In the past I've used performance profiling tools such as nprof, Equatec profiler and Yourkit profiler to identify and remove/reduce performance bottlenecks in code mostly running in one thread (serialized execution). Nowadays I write a lot of multi-threaded code which can be slowed down by lock contention; what tools and tricks can be used to identify where lock contention is occuring and by how much?
+2
A:
This is available soon, currently shipping in Visual Studio 2010 beta 2. Here's a video of the tool.
Hans Passant
2010-01-30 21:02:05
Very interesting. This is pretty much exactly what I was looking for. For those interested these tools are available in the freely available Visual Studio 2010 Beta 2; However, be sure to get the Premium or Ultimate editions. Also the thread visualizations shown in linked video are only available under some operating systems - they weren't available on my XP box but were enabled on my Vista box (both 64bit BTW).
locster
2010-01-31 16:43:28
+1
A:
Try ThreadChecker from Intel. It works on both Windows and Linux. If you're working on Windows, then try Parallel Studio. It provides a easy-to-use locks-and-waits profiler.
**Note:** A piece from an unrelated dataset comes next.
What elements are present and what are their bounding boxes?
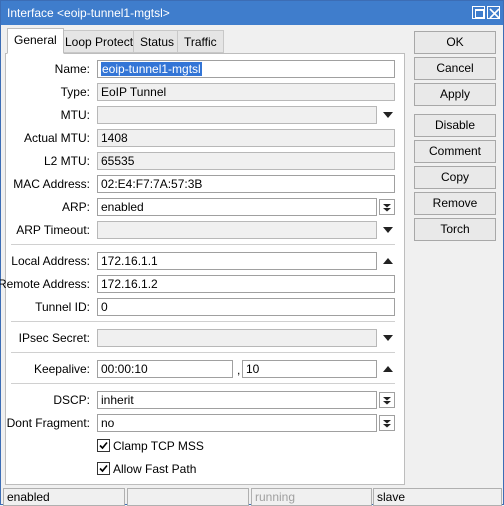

It shows overall concurrency during the runtime, which gives hints on lock contentions and poor concurrency. The tools are doing right now what you want.
minjang
2010-01-31 05:04:34
A:
For developing on Windows, Software Verification have some (http://www.softwareverify.com/thread.html).
For C, C++, Delphi try Thread Validator.
For Java, there is also Java Thread Validator.
There are also experimental versions for Python and Ruby.